The first installment of $174,233 in 1996 property taxes for Sand Hill Plaza
was due July 1. The bill has not been paid yet, according to the both the
appeal filed in Superior Court and the tax collector.
Mrs Mahoney said the tax must be paid by August 1. If it is not, there is an
immediate penalty of $5,227. After August 31, the penalty is $2,613 per month,
based on state law which sets the penalty at 1« percent per month.
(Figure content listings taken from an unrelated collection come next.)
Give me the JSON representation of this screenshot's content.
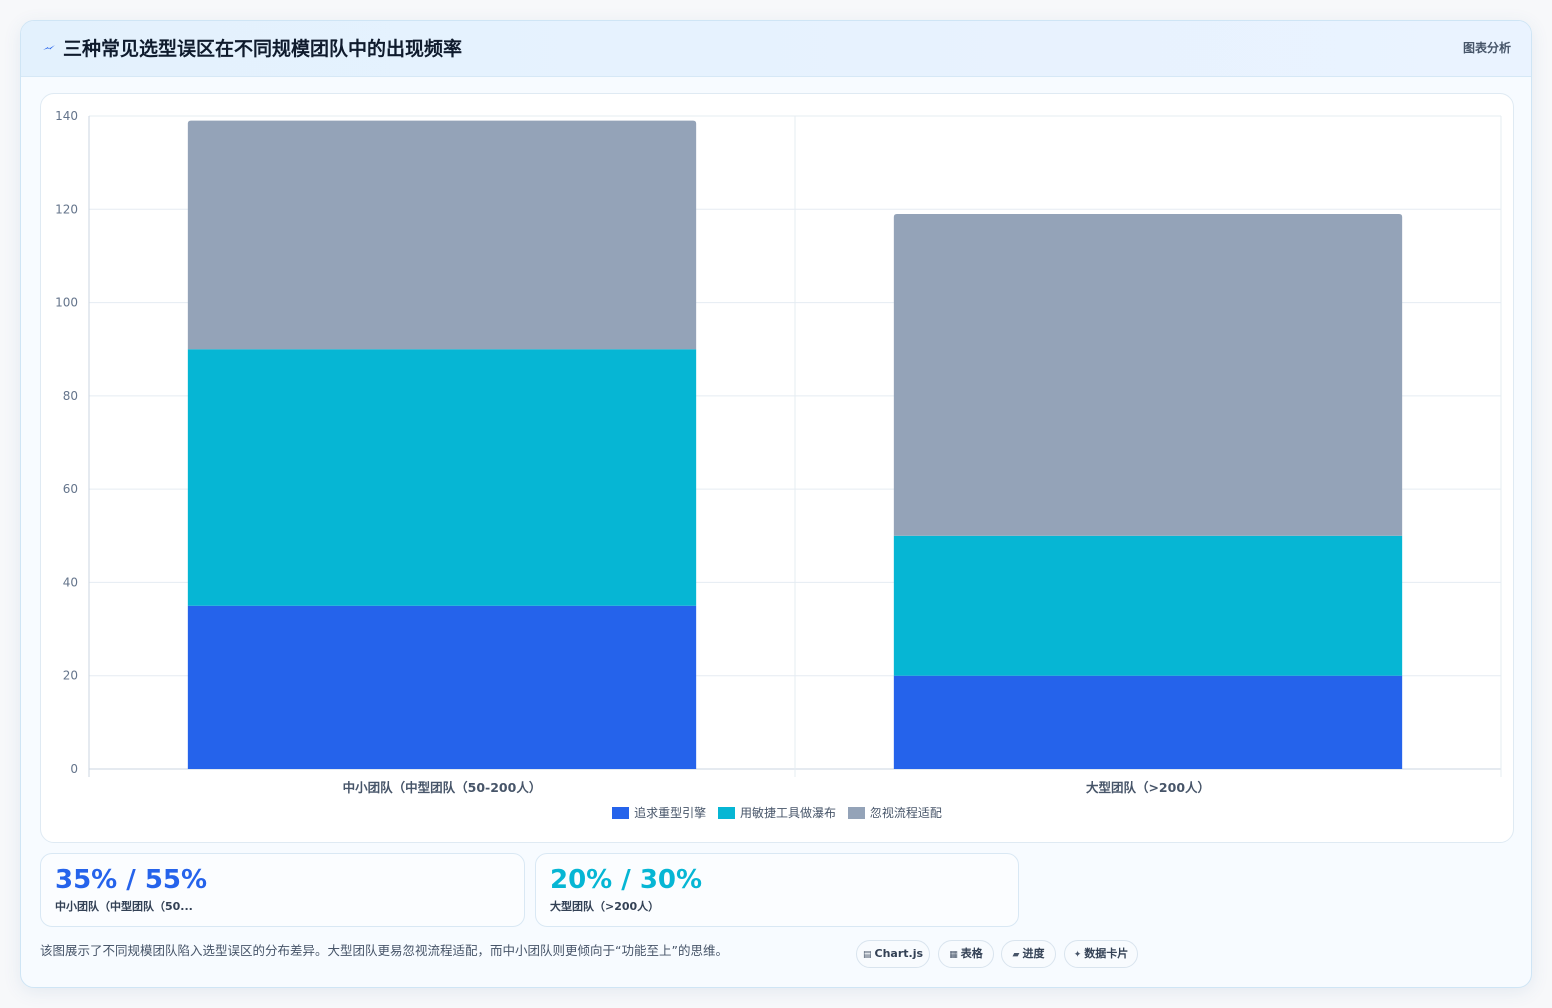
{
  "header": {
    "title": "三种常见选型误区在不同规模团队中的出现频率",
    "right_label": "图表分析",
    "icon": "lightning-icon"
  },
  "chart_data": {
    "type": "bar",
    "stacked": true,
    "categories": [
      "中小团队（中型团队（50-200人）",
      "大型团队（>200人）"
    ],
    "series": [
      {
        "name": "追求重型引擎",
        "values": [
          35,
          20
        ],
        "color": "#2563eb"
      },
      {
        "name": "用敏捷工具做瀑布",
        "values": [
          55,
          30
        ],
        "color": "#06b6d4"
      },
      {
        "name": "忽视流程适配",
        "values": [
          49,
          69
        ],
        "color": "#94a3b8"
      }
    ],
    "ylim": [
      0,
      140
    ],
    "yticks": [
      0,
      20,
      40,
      60,
      80,
      100,
      120,
      140
    ],
    "grid": true,
    "legend": "bottom"
  },
  "stats": [
    {
      "value": "35% / 55%",
      "label": "中小团队（中型团队（50...",
      "color": "#2563eb"
    },
    {
      "value": "20% / 30%",
      "label": "大型团队（>200人）",
      "color": "#06b6d4"
    }
  ],
  "footer": {
    "text": "该图展示了不同规模团队陷入选型误区的分布差异。大型团队更易忽视流程适配，而中小团队则更倾向于“功能至上”的思维。",
    "chips": [
      {
        "icon": "▤",
        "label": "Chart.js"
      },
      {
        "icon": "▦",
        "label": "表格"
      },
      {
        "icon": "▰",
        "label": "进度"
      },
      {
        "icon": "✦",
        "label": "数据卡片"
      }
    ]
  }
}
The appeal is the first to be filed against the town as a result of the
revaluation.
When the townwide appraisals were completed last winter, 9,998 properties
(7,411 dwellings, 180 commercial buildings and 36 industrial buildings) were
notified of their new assessments and each had the opportunity to participate
in an informal hearing with the reval company. About 700 asked for the
informal hearings. The next step, for unresolved cases, was a formal hearing
before the Board of Assessment Appeals. The board considered nearly 400
property assessments, making changes in 325 of them. Sixty-nine were not
changed. Property owners have until the end of August to appeal to the
Superior Court.
Mr DeVestern said more appeals are anticipated and are normal in a revaluation
year. The amount of appeals have been increasing in towns throughout the state
over the last 10 years, partly because of the economic climate and partly
because society has become more litigious.